Le cinéma regorge de ce genre du film qui s'amuse un moment particulier dans une journée et à le retourner dans tous les sens. De la science-fiction de référence comme Retour vers le futur de Robert Zemeckis à des mondes parallèles plus intrigants encore à la façon Inception en passant par la manière plus comique comme dans Le jour sans fin, sans oublier le drame avec Elephant de Gus Van Sant, revivre les mêmes scènes, les transformer, les contrôler (ou pas) et revenir dans le présent, est un outil souvent utilisé dans le septième art. C'est évidemment le point central de Source Code, dont on aime à dire qu'il est un film concept, ressemblant plutôt à une sorte de court métrage (huit minutes pour l'action initiale) étiré pour en faire un long avec des belles pirouettes scénaristiques pour faire vivre l'action et garder le spectateur éveillé. Gageons que pour Source Code, c'est assez bien réussi, on ne risque pas trop la sieste soudaine, au moins jusqu'à ce que notre ami Colter Stevens arrive à démasquer le fameux terroriste, car c'est bien sur ce seul élément que le film reste imprévisible. A partir de la fameuse action initiale où Colter se réveille dans un train en direction de Chicago qui s'apprête à exploser à son insu, Duncan Jones et ses scénaristes Mark Gordon (qui retrouve Gyllenhaal depuis Le Jour d'Après) et Ben Ripley (scénariste de La Mutante 3 et 4, ça ne s'invente pas) essayent de tourner l'objet dans tous les sens pour y faire naître de l'adrénaline. Cela fonctionne par moment, et dans d'autres phases (entre les longues explications pour comprendre le concept), on ressent fortement la sensation de déjà-vu, comme pour combler un manque de créativité représentatif d'un coup de mou dans le processus.

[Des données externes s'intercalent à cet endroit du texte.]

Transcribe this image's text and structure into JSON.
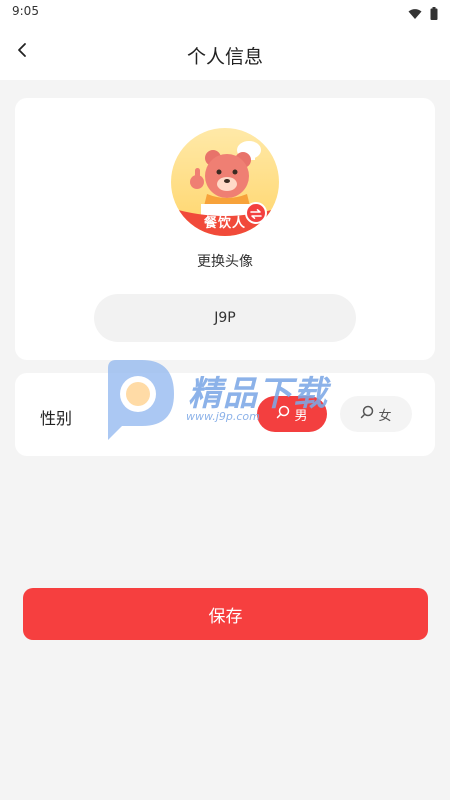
{
  "status_bar": {
    "time": "9:05",
    "icons": [
      "wifi-icon",
      "battery-icon"
    ]
  },
  "nav": {
    "title": "个人信息",
    "back_icon": "chevron-left-icon"
  },
  "profile": {
    "avatar_text": "餐饮人",
    "change_avatar_label": "更换头像",
    "nickname": "J9P"
  },
  "gender": {
    "label": "性别",
    "options": [
      {
        "label": "男",
        "icon": "male-icon",
        "selected": true
      },
      {
        "label": "女",
        "icon": "female-icon",
        "selected": false
      }
    ]
  },
  "save_label": "保存",
  "watermark": {
    "title": "精品下载",
    "url": "www.j9p.com"
  },
  "colors": {
    "accent": "#f63f3f",
    "background": "#f4f4f4",
    "card": "#ffffff"
  }
}
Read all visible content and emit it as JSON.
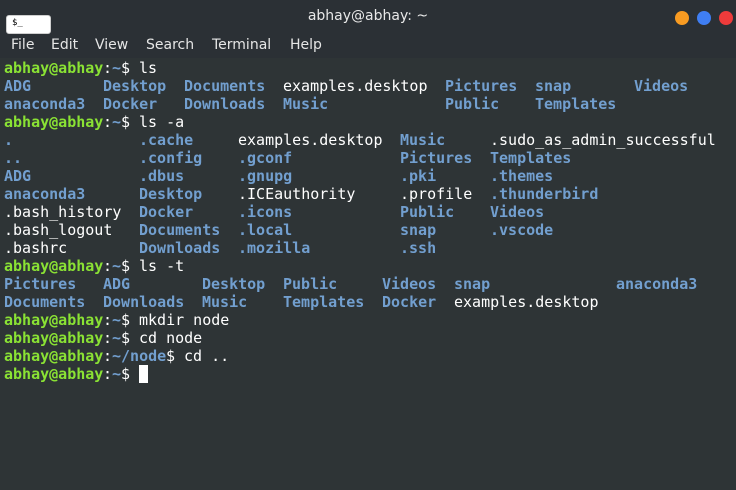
{
  "window": {
    "title": "abhay@abhay: ~",
    "icon_label": "$_",
    "buttons": [
      "minimize",
      "maximize",
      "close"
    ],
    "colors": {
      "minimize": "#f89b22",
      "maximize": "#3f7ef3",
      "close": "#ee3b3b",
      "background": "#2e3436",
      "user_host": "#8ae234",
      "directory": "#729fcf"
    }
  },
  "menu": {
    "items": [
      "File",
      "Edit",
      "View",
      "Search",
      "Terminal",
      "Help"
    ]
  },
  "prompt": {
    "user_host": "abhay@abhay",
    "colon": ":",
    "home_path": "~",
    "node_path": "~/node",
    "symbol": "$ "
  },
  "terminal": {
    "commands": [
      "ls",
      "ls -a",
      "ls -t",
      "mkdir node",
      "cd node",
      "cd .."
    ],
    "ls_output": [
      [
        "ADG",
        "Desktop",
        "Documents",
        "examples.desktop",
        "Pictures",
        "snap",
        "Videos"
      ],
      [
        "anaconda3",
        "Docker",
        "Downloads",
        "Music",
        "Public",
        "Templates"
      ]
    ],
    "ls_a_output": [
      [
        ".",
        ".cache",
        "examples.desktop",
        "Music",
        ".sudo_as_admin_successful"
      ],
      [
        "..",
        ".config",
        ".gconf",
        "Pictures",
        "Templates"
      ],
      [
        "ADG",
        ".dbus",
        ".gnupg",
        ".pki",
        ".themes"
      ],
      [
        "anaconda3",
        "Desktop",
        ".ICEauthority",
        ".profile",
        ".thunderbird"
      ],
      [
        ".bash_history",
        "Docker",
        ".icons",
        "Public",
        "Videos"
      ],
      [
        ".bash_logout",
        "Documents",
        ".local",
        "snap",
        ".vscode"
      ],
      [
        ".bashrc",
        "Downloads",
        ".mozilla",
        ".ssh"
      ]
    ],
    "ls_t_output": [
      [
        "Pictures",
        "ADG",
        "Desktop",
        "Public",
        "Videos",
        "snap",
        "anaconda3"
      ],
      [
        "Documents",
        "Downloads",
        "Music",
        "Templates",
        "Docker",
        "examples.desktop"
      ]
    ]
  }
}
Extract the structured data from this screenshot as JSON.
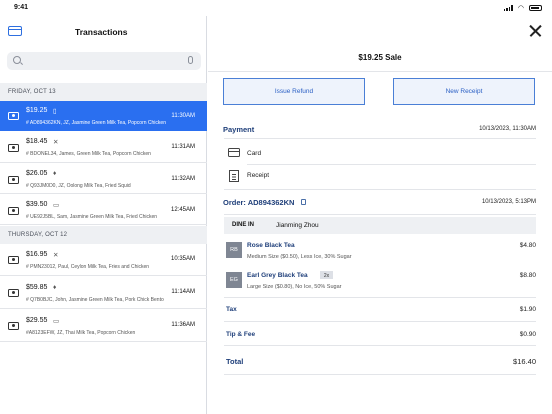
{
  "status": {
    "time": "9:41"
  },
  "left": {
    "title": "Transactions",
    "search_placeholder": "",
    "groups": [
      {
        "label": "FRIDAY, OCT 13",
        "items": [
          {
            "amount": "$19.25",
            "desc": "# AD894362KN, JZ, Jasmine Green Milk Tea, Popcorn Chicken",
            "time": "11:30AM",
            "badge": "▯"
          },
          {
            "amount": "$18.45",
            "desc": "# BDONEL34, James, Green Milk Tea, Popcorn Chicken",
            "time": "11:31AM",
            "badge": "✕"
          },
          {
            "amount": "$26.05",
            "desc": "# Q93JM0D0, JZ, Oolong Milk Tea, Fried Squid",
            "time": "11:32AM",
            "badge": "♦"
          },
          {
            "amount": "$39.50",
            "desc": "# UE92J5BL, Sam, Jasmine Green Milk Tea, Fried Chicken",
            "time": "12:45AM",
            "badge": "▭"
          }
        ]
      },
      {
        "label": "THURSDAY, OCT 12",
        "items": [
          {
            "amount": "$16.95",
            "desc": "# PMN23012, Paul, Ceylon Milk Tea, Fries and Chicken",
            "time": "10:35AM",
            "badge": "✕"
          },
          {
            "amount": "$59.85",
            "desc": "# Q7B0BJC, John, Jasmine Green Milk Tea, Pork Chick Bento",
            "time": "11:14AM",
            "badge": "♦"
          },
          {
            "amount": "$29.55",
            "desc": "#A8123EFW, JZ, Thai Milk Tea, Popcorn Chicken",
            "time": "11:36AM",
            "badge": "▭"
          }
        ]
      }
    ]
  },
  "right": {
    "sale_title": "$19.25 Sale",
    "issue_refund": "Issue Refund",
    "new_receipt": "New Receipt",
    "payment": {
      "title": "Payment",
      "date": "10/13/2023, 11:30AM",
      "card_label": "Card",
      "receipt_label": "Receipt"
    },
    "order": {
      "title": "Order: AD894362KN",
      "date": "10/13/2023, 5:13PM",
      "dine_tag": "DINE IN",
      "customer": "Jianming Zhou",
      "items": [
        {
          "thumb": "RB",
          "name": "Rose Black Tea",
          "mods": "Medium Size ($0.50), Less Ice, 30% Sugar",
          "price": "$4.80",
          "qty": ""
        },
        {
          "thumb": "EG",
          "name": "Earl Grey Black Tea",
          "mods": "Large Size ($0.80), No Ice, 50% Sugar",
          "price": "$8.80",
          "qty": "2x"
        }
      ],
      "tax_label": "Tax",
      "tax": "$1.90",
      "tip_label": "Tip & Fee",
      "tip": "$0.90",
      "total_label": "Total",
      "total": "$16.40"
    }
  }
}
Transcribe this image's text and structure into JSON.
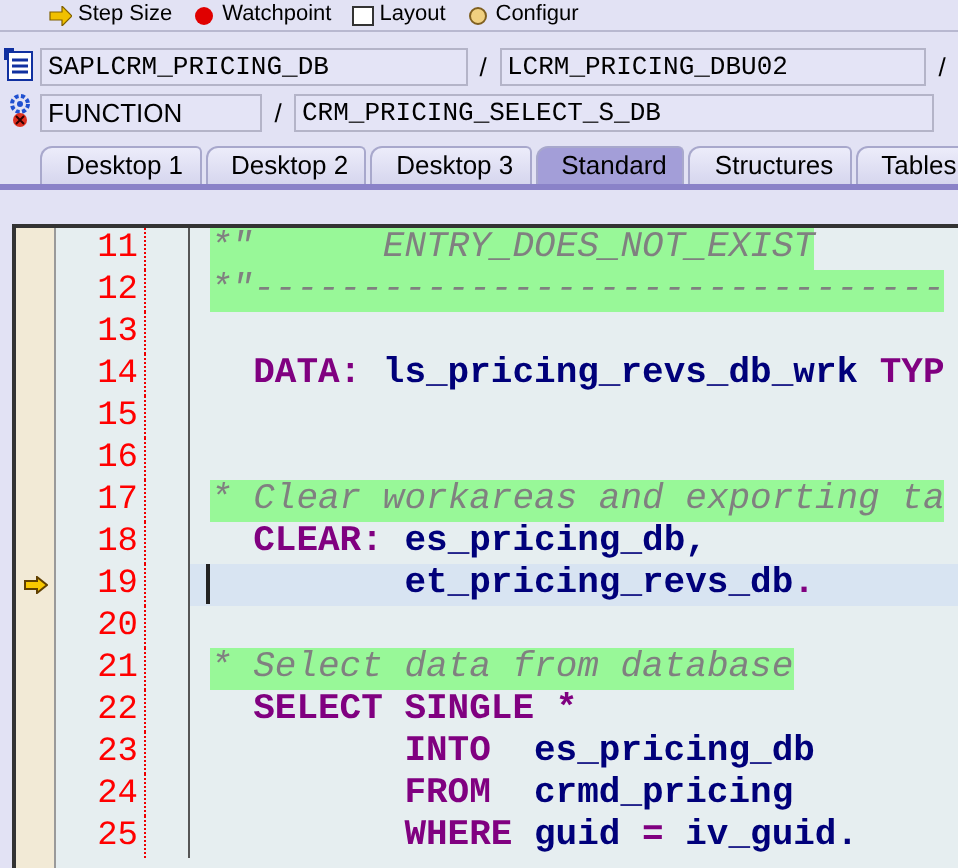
{
  "toolbar": [
    {
      "label": "Step Size"
    },
    {
      "label": "Watchpoint"
    },
    {
      "label": "Layout"
    },
    {
      "label": "Configur"
    }
  ],
  "program_row": {
    "program": "SAPLCRM_PRICING_DB",
    "separator": "/",
    "include": "LCRM_PRICING_DBU02",
    "trailing": "/"
  },
  "function_row": {
    "type": "FUNCTION",
    "separator": "/",
    "name": "CRM_PRICING_SELECT_S_DB"
  },
  "tabs": [
    {
      "label": "Desktop 1",
      "selected": false
    },
    {
      "label": "Desktop 2",
      "selected": false
    },
    {
      "label": "Desktop 3",
      "selected": false
    },
    {
      "label": "Standard",
      "selected": true
    },
    {
      "label": "Structures",
      "selected": false
    },
    {
      "label": "Tables",
      "selected": false
    }
  ],
  "editor": {
    "lines": [
      {
        "number": "11",
        "kind": "comment",
        "current": false,
        "segments": [
          {
            "kind": "comment",
            "text": "*\"      ENTRY_DOES_NOT_EXIST"
          }
        ]
      },
      {
        "number": "12",
        "kind": "comment",
        "current": false,
        "segments": [
          {
            "kind": "comment",
            "text": "*\"--------------------------------"
          }
        ]
      },
      {
        "number": "13",
        "kind": "blank",
        "current": false
      },
      {
        "number": "14",
        "kind": "statement",
        "current": false,
        "segments": [
          {
            "kind": "keyword",
            "text": "DATA: "
          },
          {
            "kind": "ident",
            "text": "ls_pricing_revs_db_wrk "
          },
          {
            "kind": "keyword",
            "text": "TYP"
          }
        ]
      },
      {
        "number": "15",
        "kind": "blank",
        "current": false
      },
      {
        "number": "16",
        "kind": "blank",
        "current": false
      },
      {
        "number": "17",
        "kind": "comment",
        "current": false,
        "segments": [
          {
            "kind": "comment",
            "text": "* Clear workareas and exporting ta"
          }
        ]
      },
      {
        "number": "18",
        "kind": "statement",
        "current": false,
        "segments": [
          {
            "kind": "keyword",
            "text": "CLEAR: "
          },
          {
            "kind": "ident",
            "text": "es_pricing_db,"
          }
        ]
      },
      {
        "number": "19",
        "kind": "continuation",
        "current": true,
        "segments": [
          {
            "kind": "ident",
            "text": "et_pricing_revs_db"
          },
          {
            "kind": "keyword",
            "text": "."
          }
        ]
      },
      {
        "number": "20",
        "kind": "blank",
        "current": false
      },
      {
        "number": "21",
        "kind": "comment",
        "current": false,
        "segments": [
          {
            "kind": "comment",
            "text": "* Select data from database"
          }
        ]
      },
      {
        "number": "22",
        "kind": "statement",
        "current": false,
        "segments": [
          {
            "kind": "keyword",
            "text": "SELECT SINGLE *"
          }
        ]
      },
      {
        "number": "23",
        "kind": "continuation",
        "current": false,
        "segments": [
          {
            "kind": "keyword",
            "text": "INTO  "
          },
          {
            "kind": "ident",
            "text": "es_pricing_db"
          }
        ]
      },
      {
        "number": "24",
        "kind": "continuation",
        "current": false,
        "segments": [
          {
            "kind": "keyword",
            "text": "FROM  "
          },
          {
            "kind": "ident",
            "text": "crmd_pricing"
          }
        ]
      },
      {
        "number": "25",
        "kind": "continuation",
        "current": false,
        "segments": [
          {
            "kind": "keyword",
            "text": "WHERE "
          },
          {
            "kind": "ident",
            "text": "guid "
          },
          {
            "kind": "keyword",
            "text": "= "
          },
          {
            "kind": "ident",
            "text": "iv_guid."
          }
        ]
      }
    ]
  }
}
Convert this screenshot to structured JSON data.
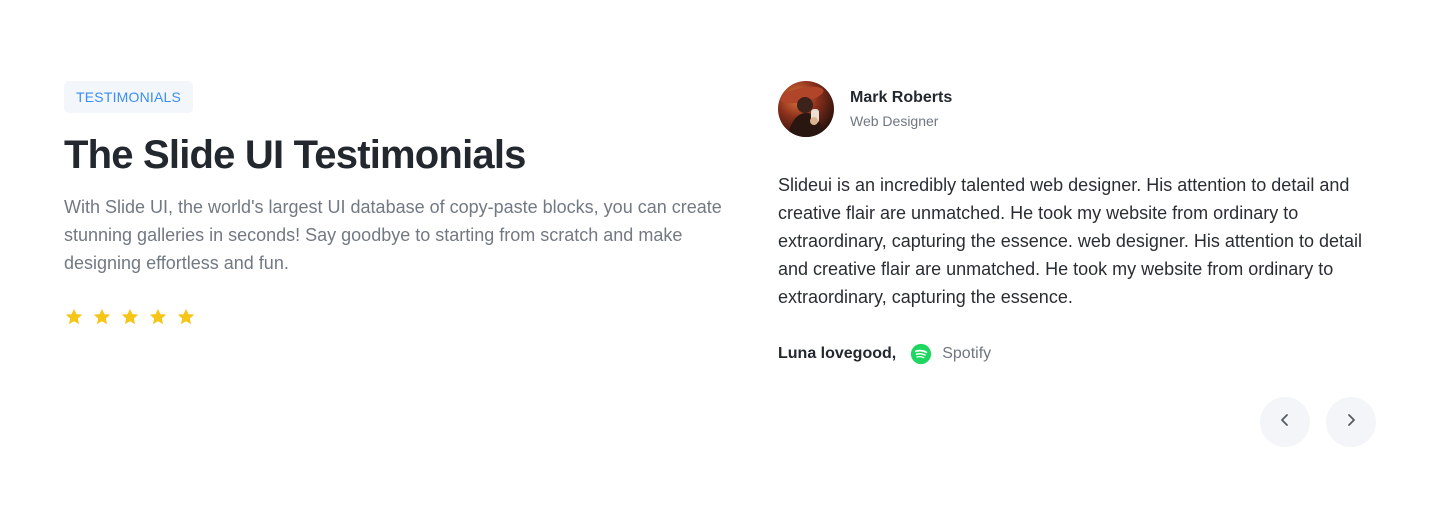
{
  "section": {
    "badge": "TESTIMONIALS",
    "title": "The Slide UI Testimonials",
    "description": "With Slide UI, the world's largest UI database of copy-paste blocks, you can create stunning galleries in seconds! Say goodbye to starting from scratch and make designing effortless and fun.",
    "rating": 5,
    "star_color": "#f5c518"
  },
  "testimonial": {
    "author_name": "Mark Roberts",
    "author_role": "Web Designer",
    "quote": "Slideui is an incredibly talented web designer. His attention to detail and creative flair are unmatched. He took my website from ordinary to extraordinary, capturing the essence. web designer. His attention to detail and creative flair are unmatched. He took my website from ordinary to extraordinary, capturing the essence.",
    "source_name": "Luna lovegood,",
    "source_company": "Spotify",
    "source_icon": "spotify-icon",
    "source_color": "#1ed760"
  },
  "navigation": {
    "prev_icon": "chevron-left-icon",
    "next_icon": "chevron-right-icon"
  }
}
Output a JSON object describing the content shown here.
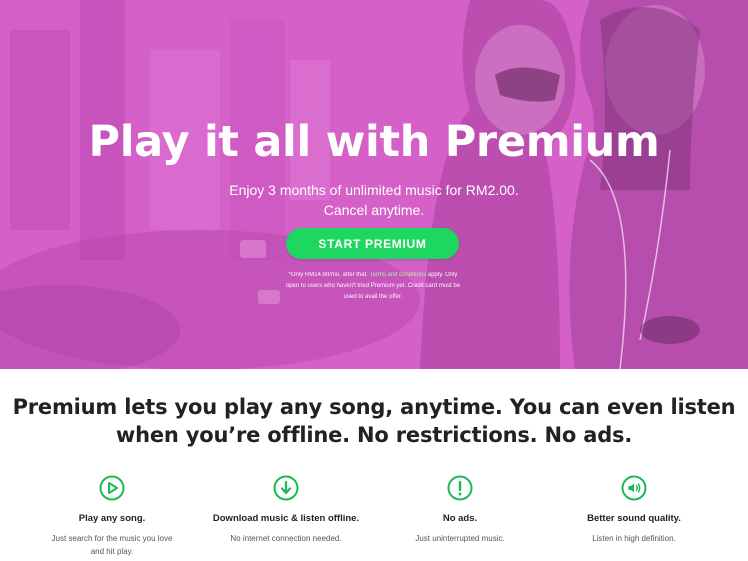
{
  "hero": {
    "title": "Play it all with Premium",
    "subtitle_line1": "Enjoy 3 months of unlimited music for RM2.00.",
    "subtitle_line2": "Cancel anytime.",
    "cta_label": "START PREMIUM",
    "fine_print_before": "*Only RM14.90/mo. after that.",
    "fine_print_link": "Terms and conditions",
    "fine_print_after": "apply. Only open to users who haven't tried Premium yet. Credit card must be used to avail the offer."
  },
  "tagline": {
    "line1": "Premium lets you play any song, anytime. You can even listen",
    "line2": "when you’re offline. No restrictions. No ads."
  },
  "features": [
    {
      "icon": "play-icon",
      "title": "Play any song.",
      "desc_line1": "Just search for the music you love",
      "desc_line2": "and hit play."
    },
    {
      "icon": "download-icon",
      "title": "Download music & listen offline.",
      "desc_line1": "No internet connection needed.",
      "desc_line2": ""
    },
    {
      "icon": "exclamation-icon",
      "title": "No ads.",
      "desc_line1": "Just uninterrupted music.",
      "desc_line2": ""
    },
    {
      "icon": "speaker-icon",
      "title": "Better sound quality.",
      "desc_line1": "Listen in high definition.",
      "desc_line2": ""
    }
  ],
  "colors": {
    "hero_overlay": "#d65ec9",
    "cta_green": "#1ed760",
    "icon_green": "#1db954"
  }
}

La fin est évidente, sans véritable saveur, et pas franchement arrangé par une réalisation très convenue et des effets spéciaux loin d'être priceless. Le concept de base commence alors à prendre du plomb dans l'ail, pas forcément aidé par l'idéologie même prônée par le film. Source Code est tombé alors dans un pathos ambiant, renforcé par une romance à l'eau de rose, sortie de nul part. A tout cela, rajoutons un patriotisme exacerbé où l'Amérique reste glorifié à l'image de ces militaires avant-gardistes dans la lutte contre le terrorisme. L'idée est bonne, le concept intéressant, le rendu au final est lui beaucoup moins entraînant. L'idée de répétition peut devenir lassante pour le spectateur, même si elle tente de varier les plaisirs et d'aller un peu plus loin d'action, mais c'est plutôt l'irrégularité de la qualité de ces scènes répétitives (avec des faux-raccords dont on se demande s'ils sont voulu ou pas) qui priment. Là encore, la sensation de paranoïa d'une première partie de film bien construite disparaît totalement pour tomber dans une sureté presque démesurée et prévisible. Non pas que l'on veuille absolument du noir et des morts, mais le portrait est totalement différent entre ces deux faces. Jake Gyllenhaal (révélé dans Le Jour d'Après) dont on avait vu des récentes prestations plutôt moyennes dans Love & Autre Drogues ou encore dans Prince of Persia, ne retrouve pas sa superbe allure de Brothers, mais tient plutôt bien son rôle, face à une Vera Farmiga (Esther, In The Air) en visioconférence qui reste de marbre ou presque, et une Michelle Monaghan (Gone Baby Gone, La femme de ses rêves) dans le rôle secondaire plus anecdotique.